LibreOffice’s apps do have impressive power, however. LibreOffice’s Calc, for example, is the only non-Microsoft spreadsheet app that successfully opens the monster Excel worksheet I use for testing. LibreOffice’s Writer breezed through 2,000-page Word documents with speed and aplomb.
Because LibreOffice can be unstable, and because you might want to undo your changes to its options, a separate Safe Mode icon brings you to this screen, where you can reset or restore your configuration.

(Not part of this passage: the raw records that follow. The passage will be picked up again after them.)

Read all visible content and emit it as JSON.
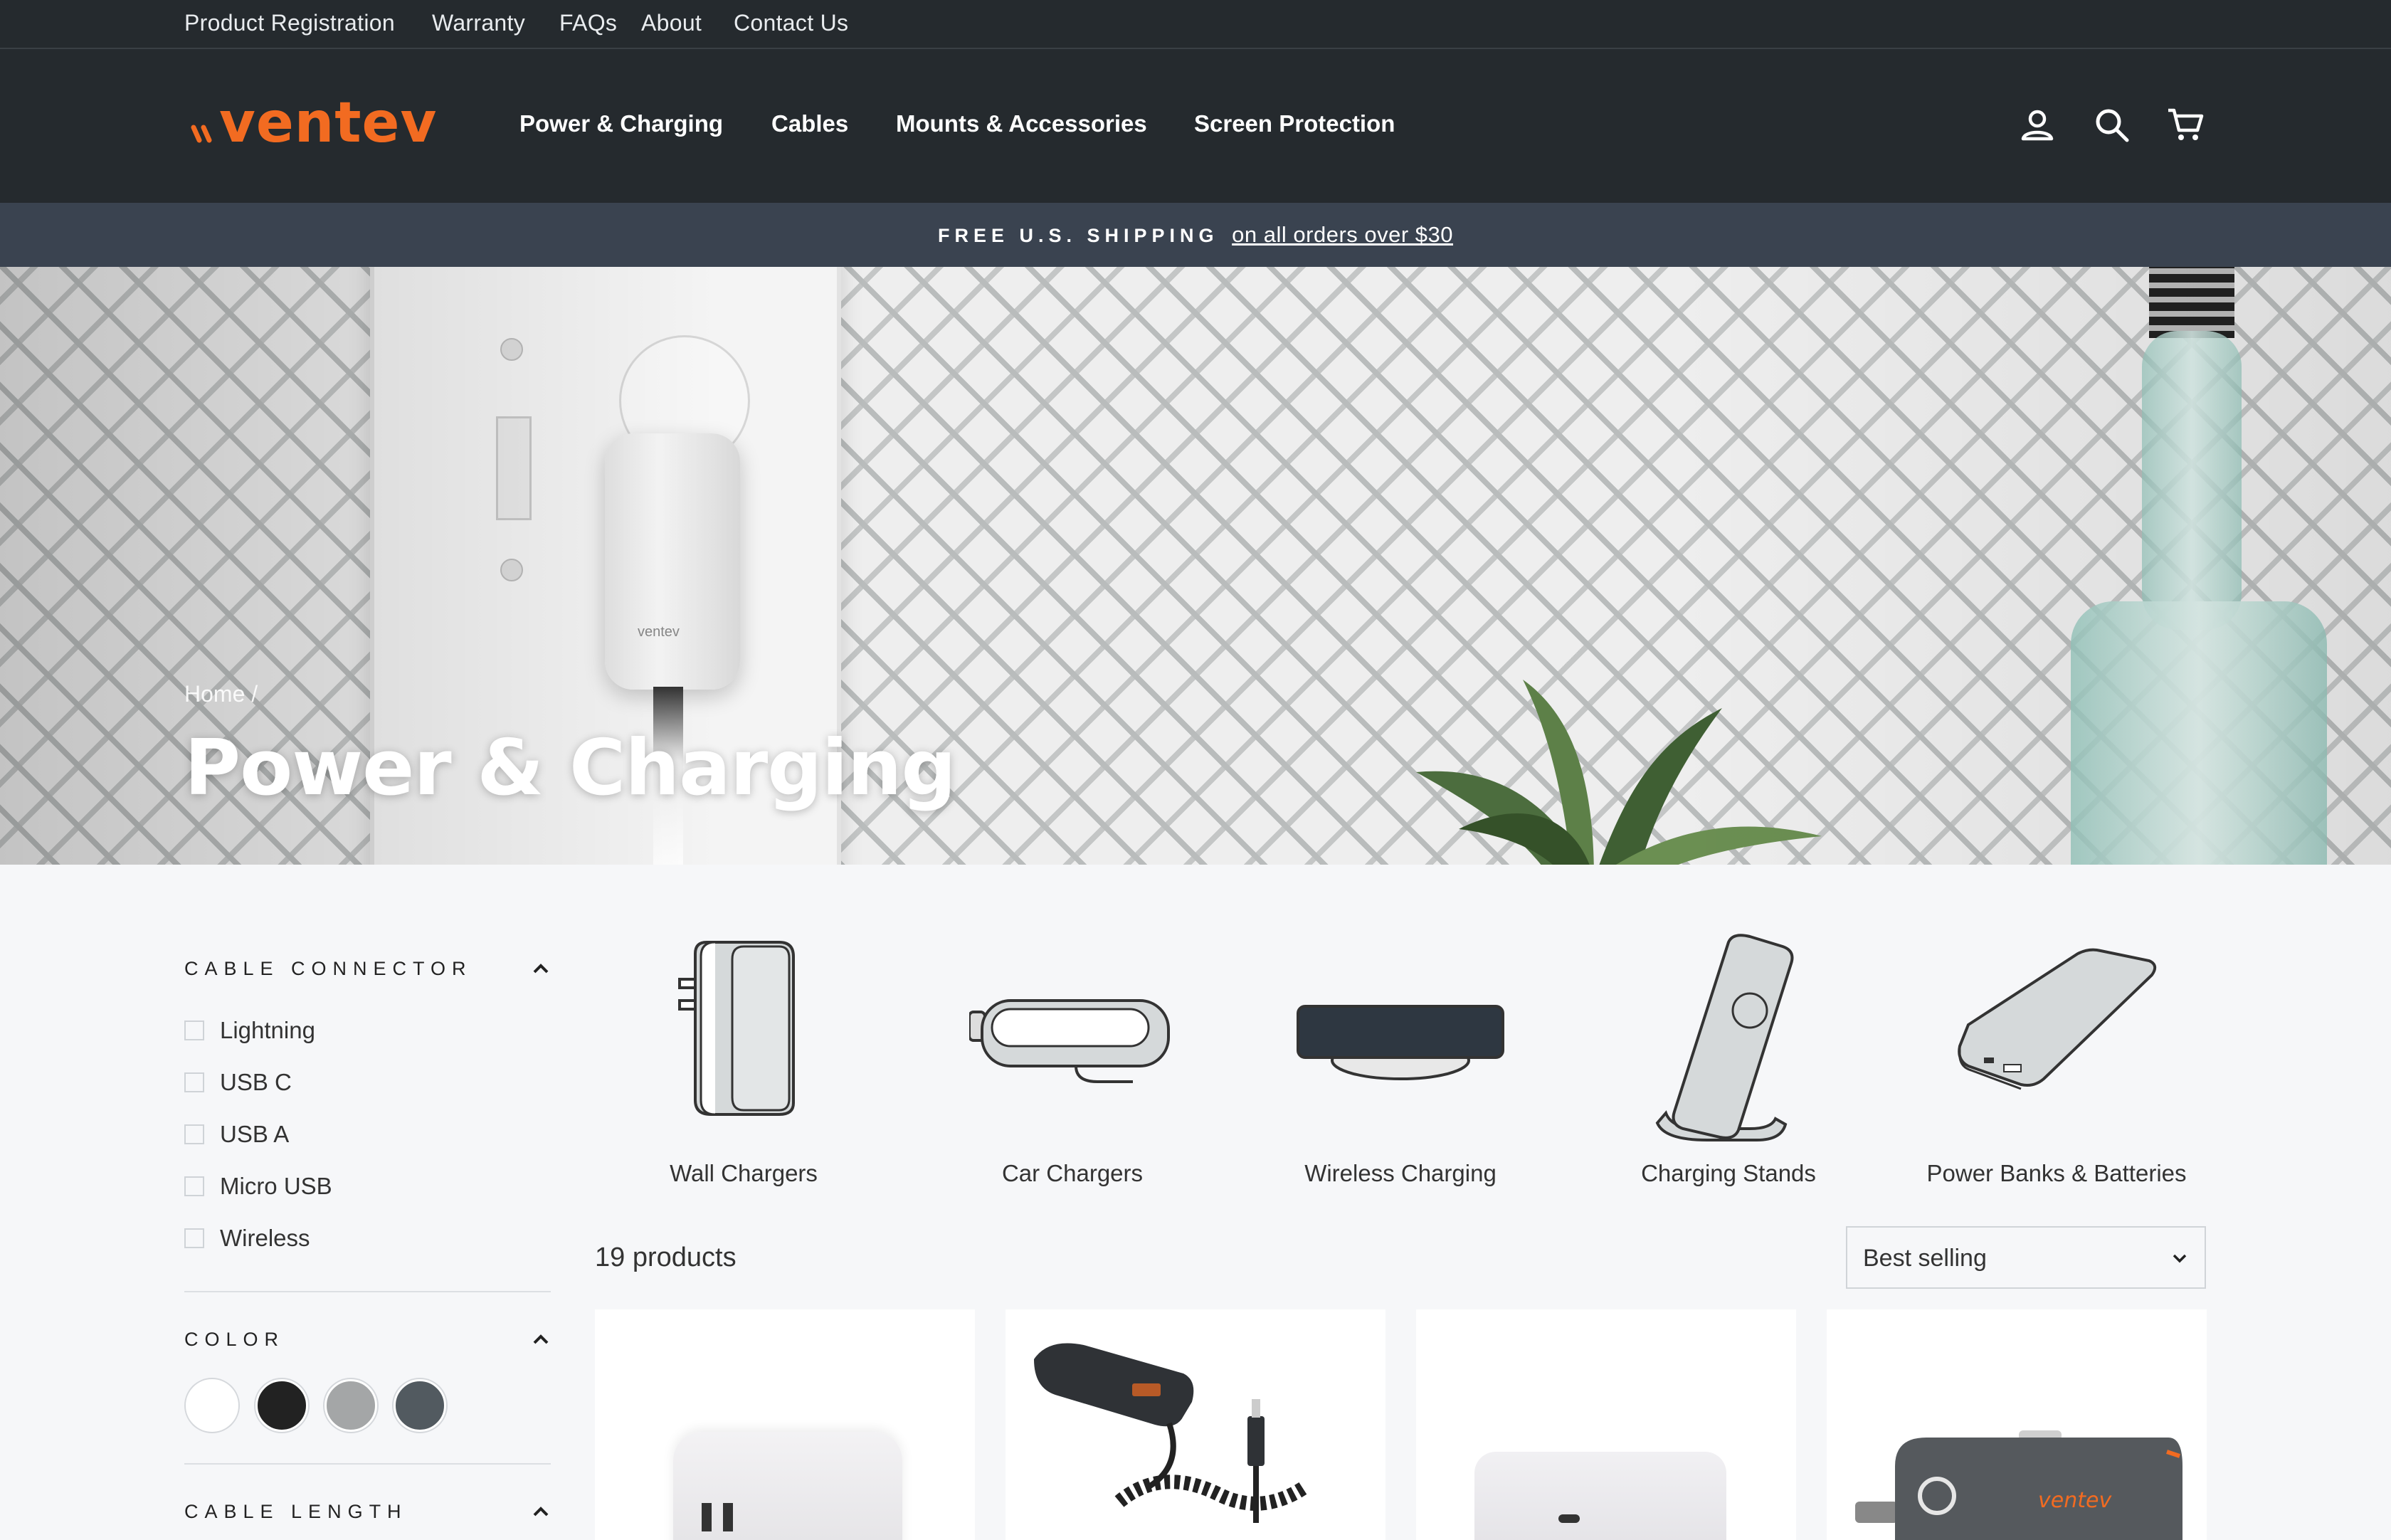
{
  "utility_nav": [
    "Product Registration",
    "Warranty",
    "FAQs",
    "About",
    "Contact Us"
  ],
  "brand": {
    "logo_text": "ventev",
    "accent": "#f26b21"
  },
  "main_nav": [
    "Power & Charging",
    "Cables",
    "Mounts & Accessories",
    "Screen Protection"
  ],
  "header_icons": [
    "account-icon",
    "search-icon",
    "cart-icon"
  ],
  "shipping": {
    "bold": "FREE U.S. SHIPPING",
    "link": "on all orders over $30"
  },
  "hero": {
    "breadcrumb": "Home /",
    "title": "Power & Charging",
    "plate_logo": "ventev"
  },
  "filters": {
    "cable_connector": {
      "title": "CABLE CONNECTOR",
      "options": [
        "Lightning",
        "USB C",
        "USB A",
        "Micro USB",
        "Wireless"
      ]
    },
    "color": {
      "title": "COLOR",
      "swatches": [
        "#ffffff",
        "#222222",
        "#a4a6a7",
        "#525a60"
      ]
    },
    "cable_length": {
      "title": "CABLE LENGTH"
    }
  },
  "categories": [
    "Wall Chargers",
    "Car Chargers",
    "Wireless Charging",
    "Charging Stands",
    "Power Banks & Batteries"
  ],
  "listing": {
    "count": "19 products",
    "sort": "Best selling"
  },
  "colors": {
    "topbar": "#252a2e",
    "shipbar": "#3a4350",
    "page_bg": "#f6f7f9"
  }
}
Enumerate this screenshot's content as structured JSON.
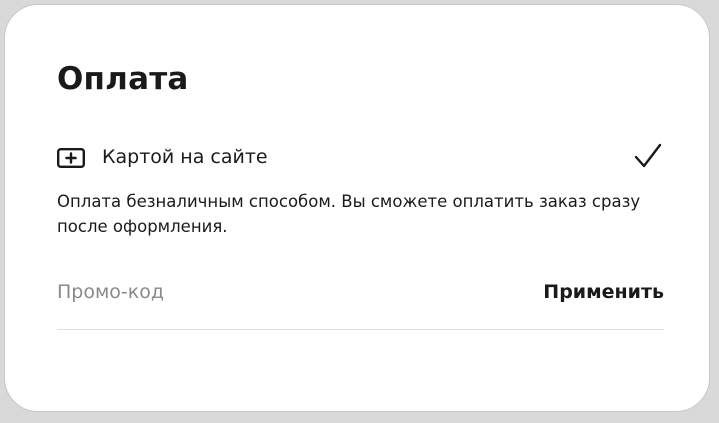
{
  "payment": {
    "title": "Оплата",
    "method": {
      "label": "Картой на сайте",
      "icon": "card-plus-icon",
      "selected": true,
      "selected_icon": "checkmark-icon"
    },
    "description": "Оплата безналичным способом. Вы сможете оплатить заказ сразу после оформления.",
    "promo": {
      "value": "",
      "placeholder": "Промо-код",
      "apply_label": "Применить"
    }
  },
  "colors": {
    "text": "#1a1a1a",
    "placeholder": "#8a8a8a",
    "divider": "#dedede",
    "card_background": "#ffffff",
    "page_background": "#d9d9d9"
  }
}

LibreOffice supports just about any document format from the past three decades. This is a major advantage over every other document suite for anyone who has to work with files created decades ago in obsolete word processors or spreadsheets. It even opens documents from older versions of Apple’s Pages, though not from the current version. If you work in a school, office, or lab with legacy documents, LibreOffice can be invaluable for this reason alone, even if you don’t use it for everyday work.
LibreOffice’s closest rival in this respect is the Windows-only Corel WordPerfect Office suite, which also opens almost any legacy document. Oddly, that office suite can’t open documents created by the last, unofficial release of WordPerfect for the Mac, unlike LibreOffice.
For the Open-Source Crowd
LibreOffice is an impressive achievement that keeps improving with each incremental release, and everyone who has legacy documents lurking on their hard disk ought to have a copy. However, LibreOffice still suffers from a clunky interface (despite some improvements), crashes more than it should, and does not offer any online editing options. Unless you have security requirements that demand open-source software or your organization needs apps that work on Linux, macOS, and Windows, you should pay for Microsoft 365 or use Google’s apps instead. I’m glad LibreOffice exists, but I’m never glad to use it for long.